NCML Industries Ltd’s IPO opens today

India Infoline News Service | Mumbai | December 29, 2014 08:18 IST

The offer through book building process closes on 2nd January 2015 and the Price Band has been fixed at Rs 100 to Rs 120 per equity share of Rs 10 each.

NCML Industries Limited, one of the flagship Company of Delhi-based NCML Group, proposes to enter the capital markets on 29th December 2014 with an offer for sale of 60,00,000 equity shares of the face value of Rs 10 each by selling shareholders. The offer through book building process closes on 2nd January 2015 and the Price Band has been fixed at Rs 100 to Rs 120 per equity share of Rs 10 each. The offer will constitute 25.48% of the post offer paid up equity share capital of the Company. The Corporate Strategic Allianz Ltd is the BRLM for the Issue and Satellite Corporate Services Pvt Ltd is the Registrar. The equity shares are proposed to be listed on the BSE and NSE. 

The Company is into the business of importing, manufacturing and marketing of edible oil in India with international presence, dealing in various edible oils such as Soya bean oil, Cottonseed oil, Palm oil (Palmolein), Mustard oil, Rapeseed Oil etc. The promoters have been associated with the oil industry for more than five decades, which has enabled the Company to successfully implement its growth strategies. The total revenue of NCML Industries has gone up from Rs 1,047 crore for the year ended 31st March 2011 to Rs 2,767 crore for the year ended on 31st March 2014 and the restated profits after tax has increased during the same period from Rs 13.80 crore to Rs 55.22 crore.
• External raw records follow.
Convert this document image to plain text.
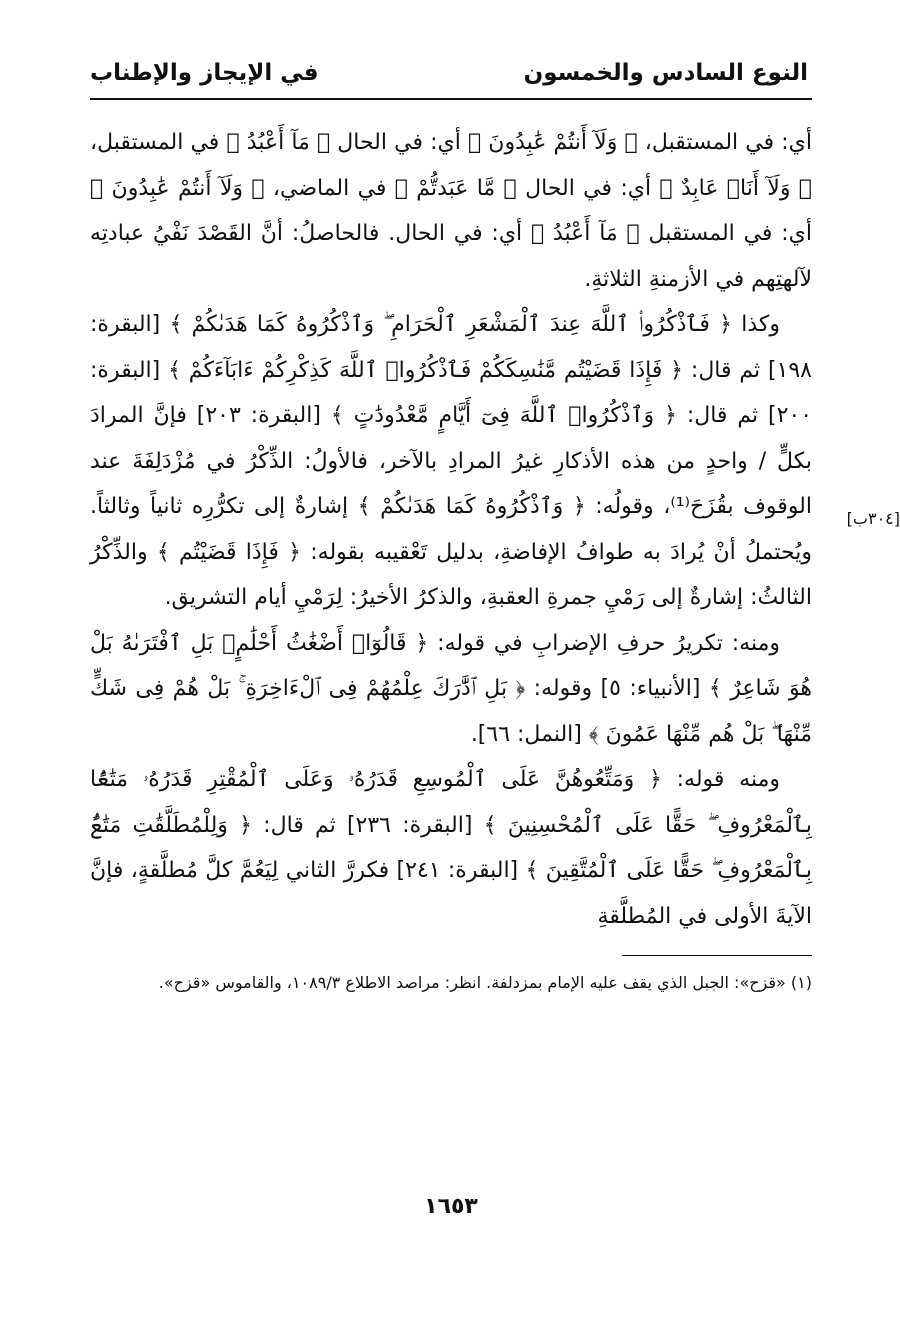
النوع السادس والخمسون
في الإيجاز والإطناب

أي: في المستقبل، ﴿ وَلَآ أَنتُمْ عَٰبِدُونَ ﴾ أي: في الحال ﴿ مَآ أَعْبُدُ ﴾ في المستقبل، ﴿ وَلَآ أَنَا۠ عَابِدٌ ﴾ أي: في الحال ﴿ مَّا عَبَدتُّمْ ﴾ في الماضي، ﴿ وَلَآ أَنتُمْ عَٰبِدُونَ ﴾ أي: في المستقبل ﴿ مَآ أَعْبُدُ ﴾ أي: في الحال. فالحاصلُ: أنَّ القَصْدَ نَفْيُ عبادتِه لآلهتِهم في الأزمنةِ الثلاثةِ.

وكذا ﴿ فَٱذْكُرُوا۟ ٱللَّهَ عِندَ ٱلْمَشْعَرِ ٱلْحَرَامِ ۖ وَٱذْكُرُوهُ كَمَا هَدَىٰكُمْ ﴾ [البقرة: ١٩٨] ثم قال: ﴿ فَإِذَا قَضَيْتُم مَّنَٰسِكَكُمْ فَٱذْكُرُوا۟ ٱللَّهَ كَذِكْرِكُمْ ءَابَآءَكُمْ ﴾ [البقرة: ٢٠٠] ثم قال: ﴿ وَٱذْكُرُوا۟ ٱللَّهَ فِىٓ أَيَّامٍ مَّعْدُودَٰتٍ ﴾ [البقرة: ٢٠٣] فإنَّ المرادَ بكلٍّ / واحدٍ من هذه الأذكارِ غيرُ المرادِ بالآخر، فالأولُ: الذِّكْرُ في مُزْدَلِفَةَ عند الوقوف بقُزَحَ⁽¹⁾، وقولُه: ﴿ وَٱذْكُرُوهُ كَمَا هَدَىٰكُمْ ﴾ إشارةٌ إلى تكرُّرِه ثانياً وثالثاً. ويُحتملُ أنْ يُرادَ به طوافُ الإفاضةِ، بدليل تَعْقيبه بقوله: ﴿ فَإِذَا قَضَيْتُم ﴾ والذِّكْرُ الثالثُ: إشارةٌ إلى رَمْيِ جمرةِ العقبةِ، والذكرُ الأخيرُ: لِرَمْيِ أيام التشريق.

ومنه: تكريرُ حرفِ الإضرابِ في قوله: ﴿ قَالُوٓا۟ أَضْغَٰثُ أَحْلَٰمٍۭ بَلِ ٱفْتَرَىٰهُ بَلْ هُوَ شَاعِرٌ ﴾ [الأنبياء: ٥] وقوله: ﴿ بَلِ ٱدَّٰرَكَ عِلْمُهُمْ فِى ٱلْءَاخِرَةِ ۚ بَلْ هُمْ فِى شَكٍّ مِّنْهَا ۖ بَلْ هُم مِّنْهَا عَمُونَ ﴾ [النمل: ٦٦].

ومنه قوله: ﴿ وَمَتِّعُوهُنَّ عَلَى ٱلْمُوسِعِ قَدَرُهُۥ وَعَلَى ٱلْمُقْتِرِ قَدَرُهُۥ مَتَٰعًۢا بِٱلْمَعْرُوفِ ۖ حَقًّا عَلَى ٱلْمُحْسِنِينَ ﴾ [البقرة: ٢٣٦] ثم قال: ﴿ وَلِلْمُطَلَّقَٰتِ مَتَٰعٌۢ بِٱلْمَعْرُوفِ ۖ حَقًّا عَلَى ٱلْمُتَّقِينَ ﴾ [البقرة: ٢٤١] فكررَّ الثاني لِيَعُمَّ كلَّ مُطلَّقةٍ، فإنَّ الآيةَ الأولى في المُطلَّقةِ

[٣٠٤ب]

(١) «قزح»: الجبل الذي يقف عليه الإمام بمزدلفة. انظر: مراصد الاطلاع ١٠٨٩/٣، والقاموس «قزح».

١٦٥٣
The total revenue for the first quarter of the current fiscal ending 30th June 2014 was Rs 881.69 crore and restated profit after tax at Rs 6.64 crore

After establishing the strong foothold in the trading and imports and with the in-depth understanding of domestic and foreign oil market, the Company started setting up its own Refinery Unit with an installed capacity of 350 TPD at Khasra in Pilakhua District of Hapur in U.P. and the same got operational during the last quarter of FY 2011-12. Due to commencement of commercial operations of the Refinery Unit, the brands are used by refinery. During FY 2013-14, the company has gone for expansion and thereby increased its installed capacity by 250 TPD, thus making a total installed capacity of the Refinery Unit to 600 TPD. The additional capacity of 250 TPD got operational during the last week of the 3rd Quarter of FY 2013-14.